Metadata-Version: 2.1
Name: fields-of-gold
Version: 0.1.2
Summary: A Django library for providing useful DB model fields.
Home-page: https://github.com/adamalton/fields-of-gold
Author: Adam Alton
Author-email: 270255+adamalton@users.noreply.github.com
Keywords: Django,Pydantic,JSON,JSONField,Schema
Classifier: Development Status :: 4 - Beta
Classifier: Intended Audience :: Developers
Classifier: License :: OSI Approved :: BSD License
Classifier: Operating System :: OS Independent
Classifier: Programming Language :: Python
Description-Content-Type: text/markdown
License-File: LICENCE.txt
Requires-Dist: django<6.0,>=4.2
Requires-Dist: pydantic<3.0,>2.0

Fields of Gold
==============

A Django library providing useful DB model fields.


Installation & setup
--------------------

1. `pip install fields-of-gold`
2. Add `"fields_of_gold"` to your `INSTALLED_APPS`.
3. Use the fields in your models.


Fields
------

### TypedJSONField

A JSONField which can have an enforced schema using [Pydantic](https://docs.pydantic.dev/) models.
The underlying storage uses the JSONField, but you can interact with the data via the declared Pydantic type.

Because the underlying storage is using JSON, you can swap out existing JSONFields for TypedJSONField without
having to perform any manipulation to the stored data, so long as the existing data conforms to your Pydantic schema.

Example usage:

```python
from django.db import models
from fields_of_gold import TypedJSONField
from pydantic import BaseModel

class MyType(BaseModel):
    my_int: int
    my_str: str


class MyModel(models.Model):
    typed_field = TypedJSONField(type=MyType)


...

instance = MyModel(typed_field=MyType(my_int=1, my_str=2))
instance.full_clean()
instance.save()
```

#### Handling existing data

If you've already got data in your database which doesn't conform to the Pydantic model schema that
you've defined then when you fetch a Django model instance from the database the field value will
simply be set to the raw underlying JSON value rather than the Pydantic model instance.
This allows you to still fetch the objects from your DB, and to fix the data. Here an example
using the `MyType` and `MyModel` from above:

```python

obj = MyModel.objects.get()
if not isinstnce(obj.typed_field, MyType):
    # Invalid data, need to fix it:
    if isinstance(obj.typed_field, dict):
        if "my_int" not in obj.typed_field:
            obj.typed_field["my_int"] = 0
        if "my_str" not in obj.typed_field:
            obj.typed_field["my_str"] = ""
        # Note that leaving the data as a dict is fine, so long as it matches the schema of MyType
    elif isinstance(obj.typed_field, list):
        # Totally the wrong type of data
        obj.typed_field = MyType()
    obj.save()
```

You might want to handle existing invalid data in your model's `__init__` method.


### NullableOneToOneField

A modified OneToOneField which is unique but nullable.
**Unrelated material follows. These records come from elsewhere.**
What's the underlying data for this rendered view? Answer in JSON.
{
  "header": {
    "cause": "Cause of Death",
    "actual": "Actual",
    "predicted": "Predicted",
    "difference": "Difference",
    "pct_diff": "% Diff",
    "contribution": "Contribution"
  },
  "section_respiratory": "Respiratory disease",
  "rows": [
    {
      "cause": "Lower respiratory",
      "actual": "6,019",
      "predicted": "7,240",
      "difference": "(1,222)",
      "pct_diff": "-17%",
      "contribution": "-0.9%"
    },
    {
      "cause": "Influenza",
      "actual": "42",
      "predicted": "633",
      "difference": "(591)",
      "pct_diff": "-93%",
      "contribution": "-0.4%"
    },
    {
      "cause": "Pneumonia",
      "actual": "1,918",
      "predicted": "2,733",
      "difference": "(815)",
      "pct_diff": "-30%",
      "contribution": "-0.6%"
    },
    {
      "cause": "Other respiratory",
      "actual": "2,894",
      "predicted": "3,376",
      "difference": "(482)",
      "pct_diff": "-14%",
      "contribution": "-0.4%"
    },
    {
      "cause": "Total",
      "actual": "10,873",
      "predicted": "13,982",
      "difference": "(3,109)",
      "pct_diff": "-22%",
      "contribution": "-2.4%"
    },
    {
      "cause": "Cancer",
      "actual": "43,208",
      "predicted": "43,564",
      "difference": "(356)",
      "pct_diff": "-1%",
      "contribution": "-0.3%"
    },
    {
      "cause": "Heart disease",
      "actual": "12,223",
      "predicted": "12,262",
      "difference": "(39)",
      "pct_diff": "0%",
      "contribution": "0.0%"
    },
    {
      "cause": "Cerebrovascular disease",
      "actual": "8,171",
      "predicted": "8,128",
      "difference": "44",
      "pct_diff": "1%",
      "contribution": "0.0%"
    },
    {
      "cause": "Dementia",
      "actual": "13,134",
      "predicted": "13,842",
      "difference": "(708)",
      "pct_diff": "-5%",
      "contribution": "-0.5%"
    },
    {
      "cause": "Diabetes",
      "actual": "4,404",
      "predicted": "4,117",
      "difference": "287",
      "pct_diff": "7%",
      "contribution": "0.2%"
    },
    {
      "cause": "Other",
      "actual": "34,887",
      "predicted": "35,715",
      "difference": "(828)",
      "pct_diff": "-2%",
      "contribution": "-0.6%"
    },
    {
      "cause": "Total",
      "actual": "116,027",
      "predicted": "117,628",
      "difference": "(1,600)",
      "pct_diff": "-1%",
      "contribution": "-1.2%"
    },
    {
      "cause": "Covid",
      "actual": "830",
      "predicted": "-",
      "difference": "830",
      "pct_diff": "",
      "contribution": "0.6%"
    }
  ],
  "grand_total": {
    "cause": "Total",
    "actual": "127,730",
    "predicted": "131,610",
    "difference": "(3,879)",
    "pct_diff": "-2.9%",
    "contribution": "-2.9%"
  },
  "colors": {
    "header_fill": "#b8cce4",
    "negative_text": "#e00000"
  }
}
In Django, using `ForeignKey(unique=True, null=True)` will raise a warning recommending that you should use
`OneToOneField` instead. But using `OneToOneField(null=True)` won't respect the null-able-ness, so trying to
access `obj.my_one_to_one_field` will raise `DoesNotExist`, and the same with the reverse lookup.

This field solves that problem by allowing the field to be nullable while still enforcing its uniqueness and
not giving you unnecessary warnings.